A shareholder of Indianapolis-based Fortune Industries Inc. is seeking to stop a proposed management-led buyout that would take the publicly traded professional employer organization private.
Mark Haagen filed a lawsuit against Fortune Industries on April 9 and is seeking class-action status on behalf of certain shareholders, charging that the price offered for each share they own in the company is too low.
Terms of the sale announced March 30 call for shareholders who own 500 shares or fewer to receive 61 cents per share, which Fortune Industries said represents a 22-percent premium over the 200-day moving average share price as of March 20.
Shares of the thinly traded company are fetching 24 cents each but have been priced as high as 90 cents apiece during the past year.
Haagen claims that Fortune Industries, if properly shopped on the open market, would bring a price “materially in excess of the amount offered in the buyout transaction.”
The company is set to be purchased by CEP Inc., a holding company led by Fortune Industries CEO Tena Mayberry and Chief Financial Officer Randy Butler, in a buyout that values the company at $30.5 million. The new ownership would retain the Fortune Industries name.

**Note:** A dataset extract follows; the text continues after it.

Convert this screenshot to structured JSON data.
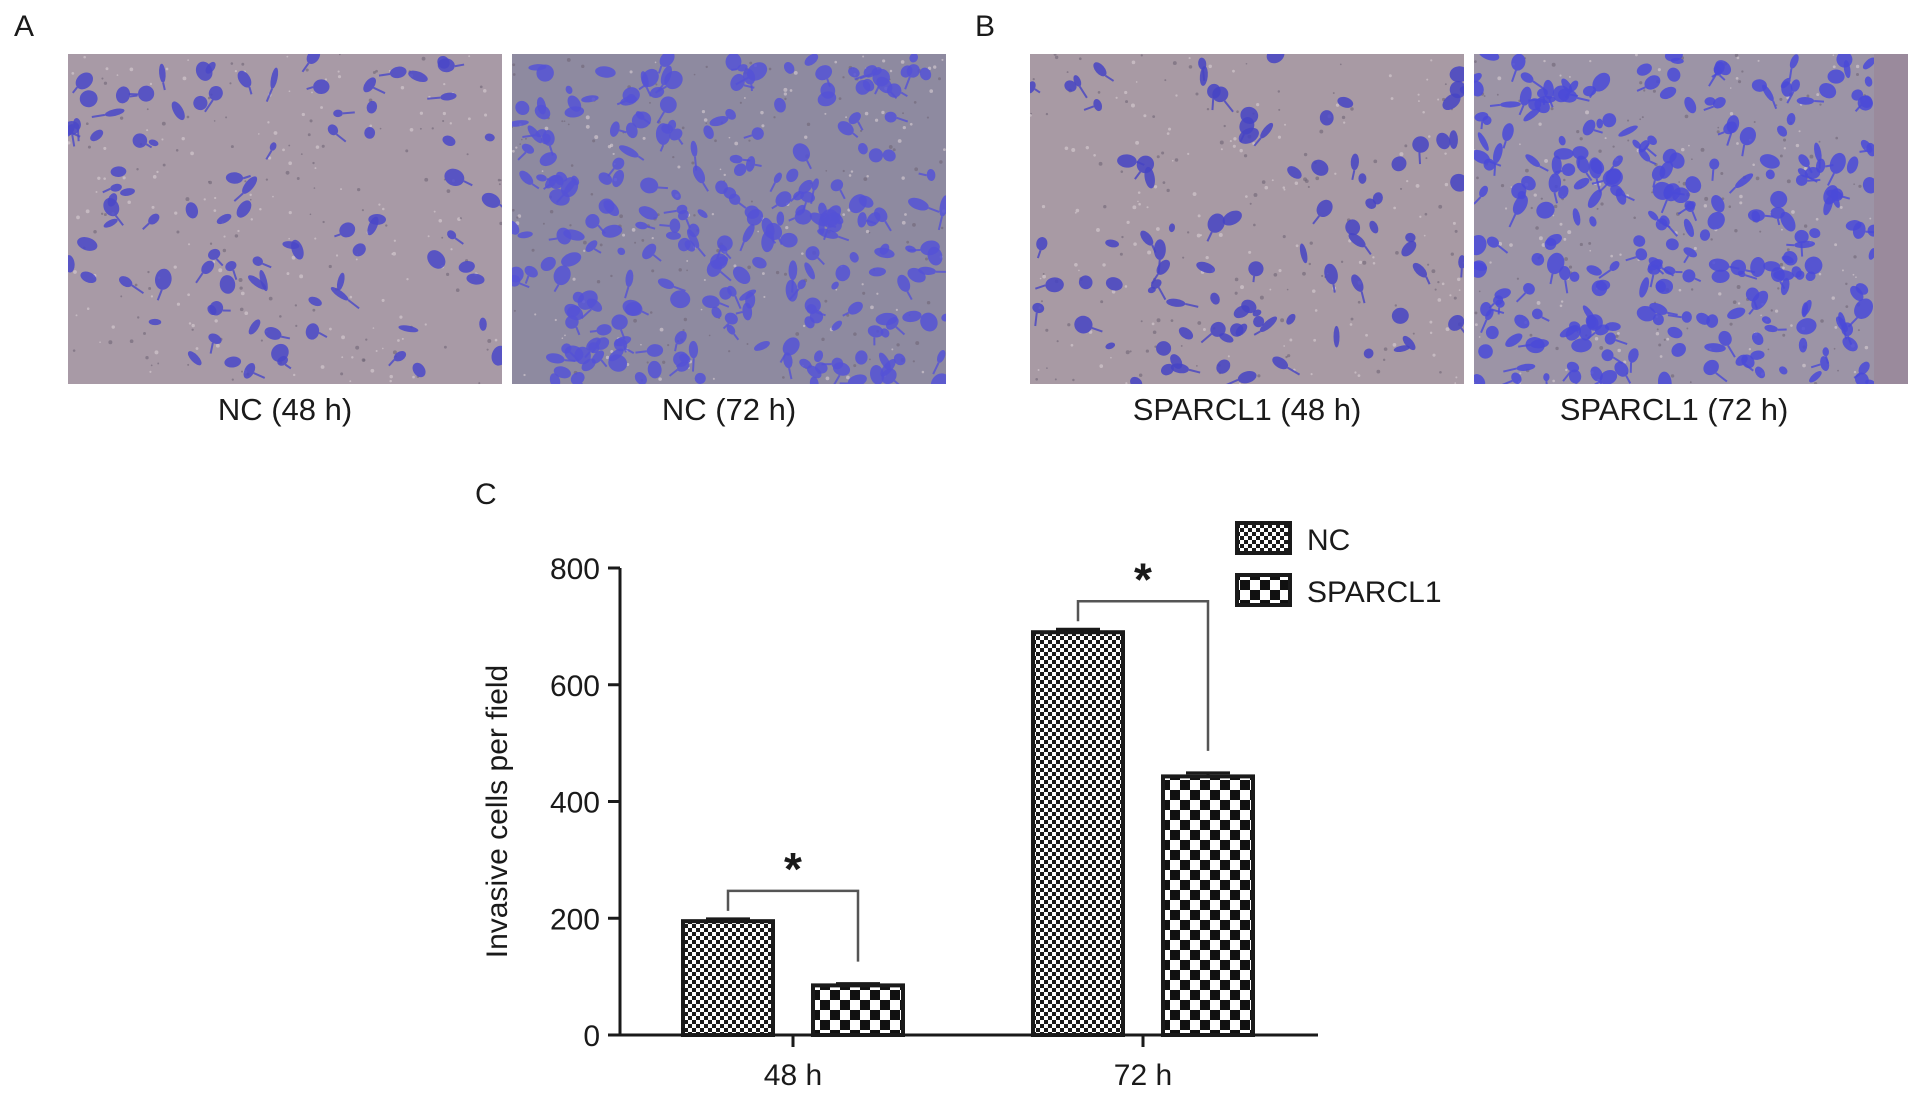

Carter M. Fortune, the chairman and majority shareholder, would sell CEP his preferred shares, which would be converted to common stock. Upon completion of the stock conversion, total outstanding common stock of the company is expected to exceed 50 million shares.
“The buyout represents an opportunistic effort to free Mr. Fortune from future dealings with Fortune’s public shareholders at a discount from the fair value of their shares,” Haagen charged in the complaint. “The merger price does not represent fair value, and is the product of an inadequate and unfair process, thereby damaging the company’s shareholders.”
The lawsuit filed in Marion Superior Court does not indicate what company stockholders think would be a fair price for Fortune Industries to offer for their shares.
The suit names as defendants Fortune, Mayberry and company directors Paul J. Hayes, David A. Berry and Richard F. Suja, in addition to Fortune Industries and CEP.
Haagen wants a judge to stop the transaction or, if the sale is completed, to award them damages based on charges that executives and directors breached their fiduciary duty by approving the purchase.
Calls to Fortune’s headquarters at 6402 Corporate Drive on the city’s northwest side were not returned.
Also under the terms of the sale, stockholders of Fortune Industries who own 501 or more shares would receive an equal number of shares in the new company.
Haagen’s lawsuit argues on behalf of those shareholders that they, too, should be compensated for relinquishing control in the company to management.
Shareholders are represented locally by Indianapolis law firm Cohen & Malad LLP, which has built a national reputation representing plaintiffs in class-action disputes. Lead counsel is New York-based Brower Piven.
Including Brower Piven, at least six law firms have released statements since Fortune Industries announced the sale, saying that they’re investigating the transaction on behalf of company shareholders. The firms say the conversion of stock may be unfair to shareholders, as well as the process by which directors considered the transaction.
Shareholders of Fortune Industries are set to vote on the transaction after all regulatory conditions are met, including any comments from the Securities and Exchange Commission.
A company executive said in March that directors voted to take Fortune Industries private because it has realized no benefits from being publicly traded and has incurred significant costs complying with federal regulations.
In its last fiscal year ended June 30, Fortune Industries earned $1.3 million on revenue of $64.3 million.
Founded in 2000, the company has shifted its focus the past three years from a diversified holding company to a professional employer organization. It has clients in 47 states.